A fé não é da mesma natureza que a matemática! Assim, para os que, após lerem autores de segunda mão, realçam a ortodoxia, sempre há o risco do fundamentalismo ou de certo gnosticismo, conforme exproba Francisco: “(...) uma fé fechada no subjetivismo, onde apenas interessa determinada experiência ou uma série de raciocínios e conhecimentos que supostamente confortam e iluminam, mas, em última instância, a pessoa fica enclausurada na imanência de sua própria razão ou dos seus sentimentos.” (“Evangelii Gaudium, n.º 94).

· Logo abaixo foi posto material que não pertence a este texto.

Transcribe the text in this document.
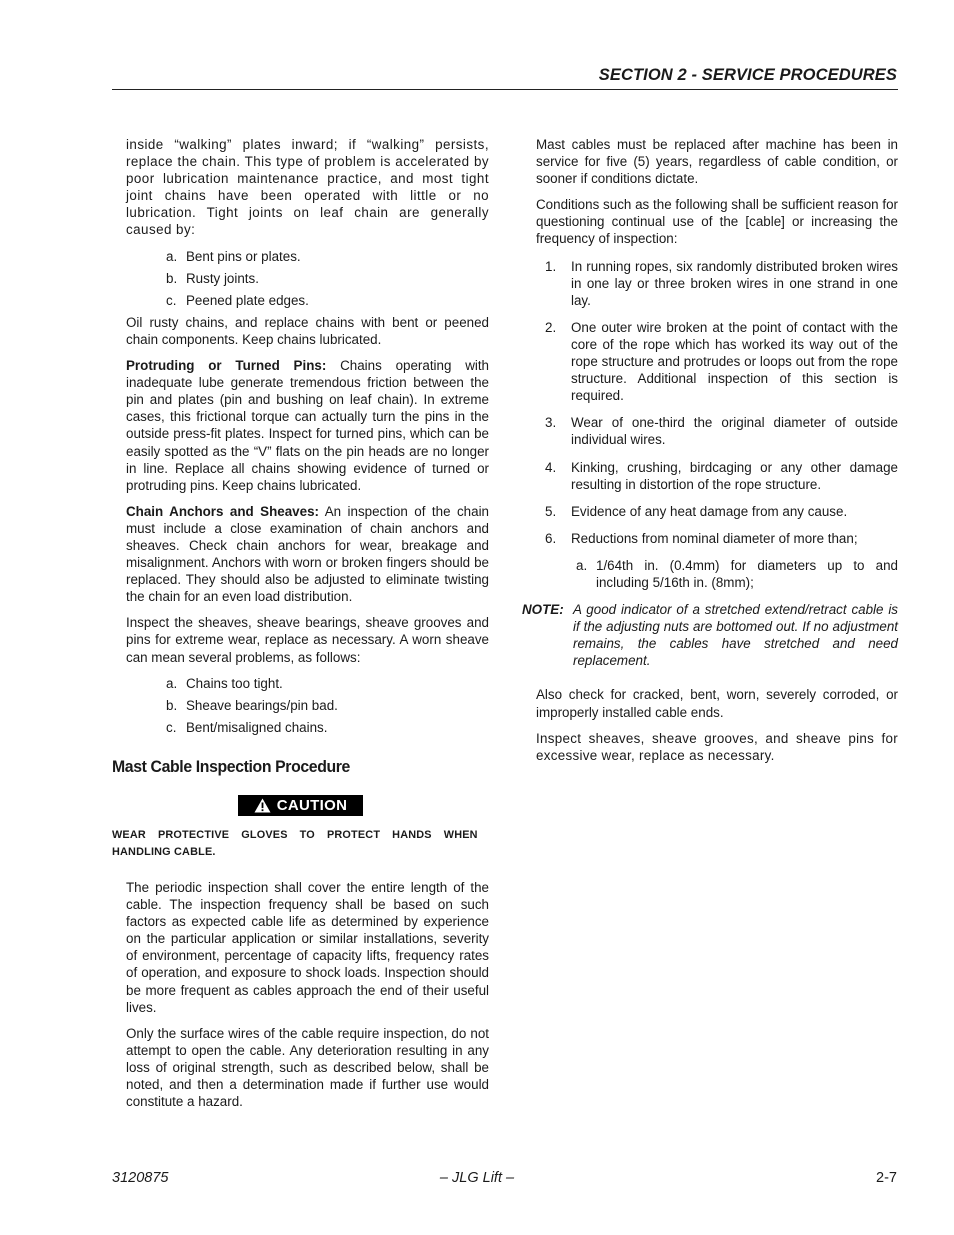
SECTION 2 - SERVICE PROCEDURES

inside “walking” plates inward; if “walking” persists, replace the chain. This type of problem is accelerated by poor lubrication maintenance practice, and most tight joint chains have been operated with little or no lubrication. Tight joints on leaf chain are generally caused by:

a. Bent pins or plates.
b. Rusty joints.
c. Peened plate edges.

Oil rusty chains, and replace chains with bent or peened chain components. Keep chains lubricated.

Protruding or Turned Pins: Chains operating with inadequate lube generate tremendous friction between the pin and plates (pin and bushing on leaf chain). In extreme cases, this frictional torque can actually turn the pins in the outside press-fit plates. Inspect for turned pins, which can be easily spotted as the “V” flats on the pin heads are no longer in line. Replace all chains showing evidence of turned or protruding pins. Keep chains lubricated.

Chain Anchors and Sheaves: An inspection of the chain must include a close examination of chain anchors and sheaves. Check chain anchors for wear, breakage and misalignment. Anchors with worn or broken fingers should be replaced. They should also be adjusted to eliminate twisting the chain for an even load distribution.

Inspect the sheaves, sheave bearings, sheave grooves and pins for extreme wear, replace as necessary. A worn sheave can mean several problems, as follows:

a. Chains too tight.
b. Sheave bearings/pin bad.
c. Bent/misaligned chains.
Mast Cable Inspection Procedure
CAUTION
WEAR PROTECTIVE GLOVES TO PROTECT HANDS WHEN HANDLING CABLE.

The periodic inspection shall cover the entire length of the cable. The inspection frequency shall be based on such factors as expected cable life as determined by experience on the particular application or similar installations, severity of environment, percentage of capacity lifts, frequency rates of operation, and exposure to shock loads. Inspection should be more frequent as cables approach the end of their useful lives.

Only the surface wires of the cable require inspection, do not attempt to open the cable. Any deterioration resulting in any loss of original strength, such as described below, shall be noted, and then a determination made if further use would constitute a hazard.

Mast cables must be replaced after machine has been in service for five (5) years, regardless of cable condition, or sooner if conditions dictate.

Conditions such as the following shall be sufficient reason for questioning continual use of the [cable] or increasing the frequency of inspection:

1.	In running ropes, six randomly distributed broken wires in one lay or three broken wires in one strand in one lay.
2.	One outer wire broken at the point of contact with the core of the rope which has worked its way out of the rope structure and protrudes or loops out from the rope structure. Additional inspection of this section is required.
3.	Wear of one-third the original diameter of outside individual wires.
4.	Kinking, crushing, birdcaging or any other damage resulting in distortion of the rope structure.
5.	Evidence of any heat damage from any cause.
6.	Reductions from nominal diameter of more than;
a. 1/64th in. (0.4mm) for diameters up to and including 5/16th in. (8mm);
NOTE: A good indicator of a stretched extend/retract cable is if the adjusting nuts are bottomed out. If no adjustment remains, the cables have stretched and need replacement.

Also check for cracked, bent, worn, severely corroded, or improperly installed cable ends.

Inspect sheaves, sheave grooves, and sheave pins for excessive wear, replace as necessary.

3120875	– JLG Lift –	2-7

Certos apologetas coevos, os quais frequentam a Internet e outros meios de comunicação, cumprem deveras o relevante múnus de comunicar o inconcusso e bimilenar ensinamento da Igreja, contudo, esses senhores deveriam também ler a supramencionada exortação papal. No fundo, vejo que no pontificado de Francisco os fundamentalistas perderam o chão. Demais, os seguidores e fãs de determinados corifeus da ortodoxia, não se isolem da comunidade paroquial e de seu bispo, porque há o perigo de que esse zelo extremo pela fé se transforme  em “consumismo espiritual”. Com efeito, escreveu Francisco: “O isolamento, que é uma concretização do imanentismo, pode exprimir-se numa falsa autonomia que exclui Deus, mas pode também encontrar na religião uma forma de consumismo espiritual à medida do próprio individualismo doentio.” (“Evangelii Gaudium”, n.º 89).

Infelizmente, em alguns grupos ou movimentos eclesiais de cunho conservador, onde se enaltece tanto a fidelidade ao magistério, quase não se fala na Doutrina Social da Igreja. Deslembra-se, assim, que as questões sociais, como a opção preferencial pelos pobres, não exclusiva, nem excludente, constituem parte integrante do evangelho pregado por nosso Senhor Jesus Cristo (“Solicitudo Rei Socialis”, são João Paulo II).

Termino aqui esta mea culpa, rogando aos que se dizem católicos praticantes e grandes defensores do papado, para que passem a ouvir mais atentamente o atual bispo de Roma, amando-o e respeitando-o como vigário de Cristo.

Edson Luiz Sampel

Doutor em Direito Canônico pela Pontifícia Universidade Lateranense, do Vaticano.

Membro da União dos Juristas Católicos de São Paulo (Ujucasp), da Sociedade Brasileira de Canonistas (SBC) e do conselho diretor da Academia Marial de Aparecida (AMA).